Mark elaborated that whilst the regional jet leasing market is very price and time sensitive, there are at least 4 or 5 airlines chasing every aircraft.  This has created a shift in power to the lessor regarding which airlines they lease to and the terms. Jon Howey, Head of Aviation Risk, CALC, confirmed that, whilst wide bodied lessors required longer lead time and longer relationships, they were also able to secure better rates and security packages at the moment. 

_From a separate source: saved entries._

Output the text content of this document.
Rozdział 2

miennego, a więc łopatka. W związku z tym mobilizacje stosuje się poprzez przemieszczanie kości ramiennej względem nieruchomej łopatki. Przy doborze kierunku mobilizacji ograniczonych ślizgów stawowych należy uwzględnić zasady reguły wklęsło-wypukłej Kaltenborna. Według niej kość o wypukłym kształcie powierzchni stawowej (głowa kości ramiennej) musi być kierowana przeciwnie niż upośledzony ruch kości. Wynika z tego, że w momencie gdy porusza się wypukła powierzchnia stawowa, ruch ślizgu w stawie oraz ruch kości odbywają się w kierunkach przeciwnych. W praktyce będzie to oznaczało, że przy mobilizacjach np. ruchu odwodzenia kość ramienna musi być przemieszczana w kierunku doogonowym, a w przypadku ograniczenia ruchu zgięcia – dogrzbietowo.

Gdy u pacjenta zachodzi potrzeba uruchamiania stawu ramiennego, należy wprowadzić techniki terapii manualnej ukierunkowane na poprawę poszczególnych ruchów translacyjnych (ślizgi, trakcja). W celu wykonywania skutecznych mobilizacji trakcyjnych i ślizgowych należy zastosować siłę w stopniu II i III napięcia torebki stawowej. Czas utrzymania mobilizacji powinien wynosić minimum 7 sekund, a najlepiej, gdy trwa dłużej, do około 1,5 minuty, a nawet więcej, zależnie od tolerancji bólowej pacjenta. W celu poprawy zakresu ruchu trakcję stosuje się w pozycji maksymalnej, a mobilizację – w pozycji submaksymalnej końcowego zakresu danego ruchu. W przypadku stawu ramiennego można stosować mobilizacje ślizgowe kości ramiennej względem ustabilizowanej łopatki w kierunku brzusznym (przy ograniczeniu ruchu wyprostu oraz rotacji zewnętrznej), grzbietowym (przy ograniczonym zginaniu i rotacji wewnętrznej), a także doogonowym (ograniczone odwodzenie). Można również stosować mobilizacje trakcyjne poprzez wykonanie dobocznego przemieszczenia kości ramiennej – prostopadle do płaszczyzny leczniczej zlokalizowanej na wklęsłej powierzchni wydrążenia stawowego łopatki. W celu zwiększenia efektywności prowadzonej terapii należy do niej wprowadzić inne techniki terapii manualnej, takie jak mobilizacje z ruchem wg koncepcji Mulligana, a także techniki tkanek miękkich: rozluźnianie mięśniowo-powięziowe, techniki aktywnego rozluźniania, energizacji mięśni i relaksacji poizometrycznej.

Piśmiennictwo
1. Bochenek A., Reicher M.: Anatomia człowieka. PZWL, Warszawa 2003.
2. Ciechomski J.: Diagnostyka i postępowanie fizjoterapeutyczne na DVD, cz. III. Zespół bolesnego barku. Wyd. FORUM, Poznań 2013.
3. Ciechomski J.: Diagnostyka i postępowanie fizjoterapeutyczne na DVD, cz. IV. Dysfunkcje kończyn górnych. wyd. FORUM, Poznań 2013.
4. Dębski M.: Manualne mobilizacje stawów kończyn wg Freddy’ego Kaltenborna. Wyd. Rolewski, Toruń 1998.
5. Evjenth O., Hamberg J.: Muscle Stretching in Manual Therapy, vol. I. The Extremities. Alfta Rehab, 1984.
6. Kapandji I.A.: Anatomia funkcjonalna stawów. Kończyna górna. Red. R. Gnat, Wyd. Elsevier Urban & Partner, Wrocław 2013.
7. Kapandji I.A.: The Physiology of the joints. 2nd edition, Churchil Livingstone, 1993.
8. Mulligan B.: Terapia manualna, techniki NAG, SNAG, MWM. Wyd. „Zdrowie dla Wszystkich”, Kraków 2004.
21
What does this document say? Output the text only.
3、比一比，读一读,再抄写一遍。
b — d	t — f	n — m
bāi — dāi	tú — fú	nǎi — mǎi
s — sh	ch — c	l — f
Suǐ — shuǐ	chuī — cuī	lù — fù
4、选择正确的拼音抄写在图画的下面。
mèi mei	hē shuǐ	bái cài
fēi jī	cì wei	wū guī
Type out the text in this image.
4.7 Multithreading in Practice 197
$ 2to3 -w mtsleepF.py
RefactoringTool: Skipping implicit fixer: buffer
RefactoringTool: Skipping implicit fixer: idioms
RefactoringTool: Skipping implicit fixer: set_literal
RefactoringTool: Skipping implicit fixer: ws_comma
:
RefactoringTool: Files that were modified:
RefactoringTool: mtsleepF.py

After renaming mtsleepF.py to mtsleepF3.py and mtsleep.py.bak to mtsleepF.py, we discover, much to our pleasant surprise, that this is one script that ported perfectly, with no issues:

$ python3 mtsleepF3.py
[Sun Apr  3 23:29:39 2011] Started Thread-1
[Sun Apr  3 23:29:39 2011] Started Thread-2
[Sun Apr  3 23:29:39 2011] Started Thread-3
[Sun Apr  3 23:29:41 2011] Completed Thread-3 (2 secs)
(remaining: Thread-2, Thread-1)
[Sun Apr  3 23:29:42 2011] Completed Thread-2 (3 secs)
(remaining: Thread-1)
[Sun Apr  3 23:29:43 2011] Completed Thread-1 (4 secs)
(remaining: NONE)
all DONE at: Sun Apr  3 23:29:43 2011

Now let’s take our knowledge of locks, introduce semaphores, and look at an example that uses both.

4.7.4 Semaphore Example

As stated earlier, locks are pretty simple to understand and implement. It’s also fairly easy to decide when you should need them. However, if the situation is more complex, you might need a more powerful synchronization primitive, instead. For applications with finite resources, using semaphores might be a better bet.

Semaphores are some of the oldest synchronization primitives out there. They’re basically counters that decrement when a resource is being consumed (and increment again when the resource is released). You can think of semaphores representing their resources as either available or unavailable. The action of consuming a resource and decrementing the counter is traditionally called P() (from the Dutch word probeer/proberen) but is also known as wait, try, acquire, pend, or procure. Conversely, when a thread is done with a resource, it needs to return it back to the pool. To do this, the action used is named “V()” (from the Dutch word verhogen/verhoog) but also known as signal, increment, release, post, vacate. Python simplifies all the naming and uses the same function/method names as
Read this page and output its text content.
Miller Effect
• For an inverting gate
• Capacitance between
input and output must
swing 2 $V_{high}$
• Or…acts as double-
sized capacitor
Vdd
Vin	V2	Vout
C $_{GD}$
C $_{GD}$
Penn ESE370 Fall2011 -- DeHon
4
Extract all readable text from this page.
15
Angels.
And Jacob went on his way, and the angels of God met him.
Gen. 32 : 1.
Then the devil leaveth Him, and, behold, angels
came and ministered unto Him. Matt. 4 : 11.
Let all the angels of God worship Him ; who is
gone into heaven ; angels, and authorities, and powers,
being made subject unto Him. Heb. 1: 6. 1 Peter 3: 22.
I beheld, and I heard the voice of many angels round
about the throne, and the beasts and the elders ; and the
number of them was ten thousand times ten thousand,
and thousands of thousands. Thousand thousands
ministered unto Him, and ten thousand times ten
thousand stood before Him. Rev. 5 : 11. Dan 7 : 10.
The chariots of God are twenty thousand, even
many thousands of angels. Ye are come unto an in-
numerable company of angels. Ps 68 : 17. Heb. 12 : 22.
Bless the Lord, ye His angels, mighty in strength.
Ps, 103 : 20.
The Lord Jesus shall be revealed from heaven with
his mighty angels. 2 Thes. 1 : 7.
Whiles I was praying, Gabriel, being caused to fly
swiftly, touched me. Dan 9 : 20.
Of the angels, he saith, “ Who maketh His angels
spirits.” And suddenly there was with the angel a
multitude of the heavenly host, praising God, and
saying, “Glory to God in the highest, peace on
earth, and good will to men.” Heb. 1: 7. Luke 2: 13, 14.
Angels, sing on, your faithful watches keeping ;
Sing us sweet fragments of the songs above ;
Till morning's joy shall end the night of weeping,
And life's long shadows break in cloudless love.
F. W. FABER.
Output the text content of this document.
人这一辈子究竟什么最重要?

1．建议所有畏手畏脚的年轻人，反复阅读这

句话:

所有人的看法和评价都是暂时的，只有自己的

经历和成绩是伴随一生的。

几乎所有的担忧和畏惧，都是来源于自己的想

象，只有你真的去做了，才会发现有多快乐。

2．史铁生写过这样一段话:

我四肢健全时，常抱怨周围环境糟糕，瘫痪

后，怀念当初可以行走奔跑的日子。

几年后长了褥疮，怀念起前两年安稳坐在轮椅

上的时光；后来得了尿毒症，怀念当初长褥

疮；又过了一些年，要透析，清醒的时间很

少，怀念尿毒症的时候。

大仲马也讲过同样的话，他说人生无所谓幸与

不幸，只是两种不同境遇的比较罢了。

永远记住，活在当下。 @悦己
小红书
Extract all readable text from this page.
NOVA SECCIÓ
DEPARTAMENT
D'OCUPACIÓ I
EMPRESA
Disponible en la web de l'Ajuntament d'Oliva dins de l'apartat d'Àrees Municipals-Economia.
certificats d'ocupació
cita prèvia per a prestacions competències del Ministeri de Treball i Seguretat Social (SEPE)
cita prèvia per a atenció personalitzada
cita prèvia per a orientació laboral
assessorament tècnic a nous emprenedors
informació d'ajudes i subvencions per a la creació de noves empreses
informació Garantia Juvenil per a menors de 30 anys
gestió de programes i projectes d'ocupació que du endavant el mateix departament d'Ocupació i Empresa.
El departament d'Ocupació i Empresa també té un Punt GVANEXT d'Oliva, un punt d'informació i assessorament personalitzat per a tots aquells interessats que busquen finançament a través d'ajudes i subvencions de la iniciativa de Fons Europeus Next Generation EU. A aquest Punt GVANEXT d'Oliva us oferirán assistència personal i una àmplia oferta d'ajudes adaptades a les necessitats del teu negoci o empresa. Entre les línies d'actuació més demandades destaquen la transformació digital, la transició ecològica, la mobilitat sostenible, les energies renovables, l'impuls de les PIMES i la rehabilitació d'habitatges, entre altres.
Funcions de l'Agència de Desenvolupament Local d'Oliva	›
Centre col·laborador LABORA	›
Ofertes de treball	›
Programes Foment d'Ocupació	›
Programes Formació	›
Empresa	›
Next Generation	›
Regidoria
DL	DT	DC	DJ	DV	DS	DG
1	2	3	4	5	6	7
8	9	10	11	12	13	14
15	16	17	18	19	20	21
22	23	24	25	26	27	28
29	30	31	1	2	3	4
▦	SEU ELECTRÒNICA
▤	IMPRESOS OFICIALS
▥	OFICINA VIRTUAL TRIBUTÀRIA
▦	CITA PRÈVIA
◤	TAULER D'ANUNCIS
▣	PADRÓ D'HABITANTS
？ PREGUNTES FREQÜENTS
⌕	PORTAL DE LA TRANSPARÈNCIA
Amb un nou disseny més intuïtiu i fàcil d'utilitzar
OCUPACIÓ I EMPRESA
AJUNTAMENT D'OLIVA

Market lease rates for new build aircraft have increased in the last 12 months for almost every category.  The lease rates for 10-year-old aircraft have also seen considerable increases across most aircraft types, with the exception of B767/777s and some regional jets where rates have fallen.   

Aircraft Market Lease RatesSource: Ishka

Both Mark and Jon noted that airlines are overall keener to lease aircraft for a longer period of time. This has led to a significant increase in the number of long-term leases and consequently an increase in the average age of most operating fleets. Not only are airlines not benefiting from the 20% operating cost savings of a new aircraft, this issue is likely to impact airlines’ abilities to meet the sustainability targets of carbon emissions. Jon explained that there was also pressure from lessors to negotiate leases earlier and to build awareness of manufacturers’ inability to meet demand.  He cited the short-term planning cycle that the Chinese carriers were used to and the challenges this presented in the current environment.

A Cyclical Industry

Whilst beneficiaries of the current supply storm, the lessor industry experts were only too aware of the cyclical nature of the aviation industry.  They were divided in their expectations of when the supply backlogs would be resolved, with Jon Howey expecting the later part of the decade and both Mark Dunnachie and Eddy Pieniazek estimating 2027/2028.  Eddy considered that there was potential for the manufacturers to overshoot demand. Cost pressures from labour, maintenance, spare parts to leasing aircraft are up, which is leading to higher airfares than 2019.   This may dampen demand. 

In the meantime, there was never a more critical time for effective aircraft fleet planning to meet these challenges.